I forget exactly how old I was. Maybe 9. Maybe 10. It was summer. A Sunday. Dad and I were preparing to spend the day at the hoop courts behind Reizenstein—him running full on the main court with the rest of the oldheads, and me doing Mikans and playing 33 on side hoops with whichever kids wanted to get clapped. We each had a thermos. Dad filled his with ice water. I thought water was lame and filled mine with the iced tea Mom made the night before.

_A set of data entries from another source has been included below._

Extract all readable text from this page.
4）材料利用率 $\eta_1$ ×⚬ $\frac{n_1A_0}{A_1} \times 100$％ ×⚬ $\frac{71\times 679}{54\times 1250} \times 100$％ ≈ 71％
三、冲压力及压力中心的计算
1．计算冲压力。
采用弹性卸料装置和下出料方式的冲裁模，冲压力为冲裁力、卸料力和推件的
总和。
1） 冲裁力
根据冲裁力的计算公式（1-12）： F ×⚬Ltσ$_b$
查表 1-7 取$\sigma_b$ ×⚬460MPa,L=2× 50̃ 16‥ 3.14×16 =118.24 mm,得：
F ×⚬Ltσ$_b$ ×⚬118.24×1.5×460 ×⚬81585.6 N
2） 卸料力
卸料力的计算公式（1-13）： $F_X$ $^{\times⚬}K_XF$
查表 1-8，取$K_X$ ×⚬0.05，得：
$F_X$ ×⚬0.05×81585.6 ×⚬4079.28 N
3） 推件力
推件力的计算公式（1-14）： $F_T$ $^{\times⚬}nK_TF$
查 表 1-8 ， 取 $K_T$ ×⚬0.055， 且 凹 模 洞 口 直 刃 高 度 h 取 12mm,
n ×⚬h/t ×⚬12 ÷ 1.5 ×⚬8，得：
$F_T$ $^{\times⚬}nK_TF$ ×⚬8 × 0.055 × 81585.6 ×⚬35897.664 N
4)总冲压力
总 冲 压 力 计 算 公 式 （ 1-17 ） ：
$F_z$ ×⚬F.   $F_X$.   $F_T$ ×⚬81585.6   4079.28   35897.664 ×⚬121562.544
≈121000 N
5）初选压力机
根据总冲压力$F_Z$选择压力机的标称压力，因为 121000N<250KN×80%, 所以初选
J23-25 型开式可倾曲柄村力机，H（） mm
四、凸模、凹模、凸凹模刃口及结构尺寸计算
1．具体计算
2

“Lukewarm ice tea in the 90-degree heat?” Dad warned. “You sure about that? You’re gonna get sick.”
“I’ll be fine.”
“OK.”
By the time we got back home that night, I was sicker than I’d ever been. Sweats, nausea, explosive diarrhea—I felt like hot death. Mom gave me some water, some medicine and a mop bucket, and I went to bed. Before I passed out, I could hear my parents talking downstairs.
Mom: “Why’d you let him do that?”
Dad: “He’s hard-headed.”
Anyway, I ain’t watch that shit last night. Not because I’m so righteous or whatever. I fell asleep after putting my kids to bed at 7:30, and woke up at 11:30. I’m just old. Too old now to put iced tea in a thermos on a hot day. Older than my Dad was when he warned me not to. And, when people say shit like “America is better than this,” old enough—and alive in America long enough—to know it ain’t.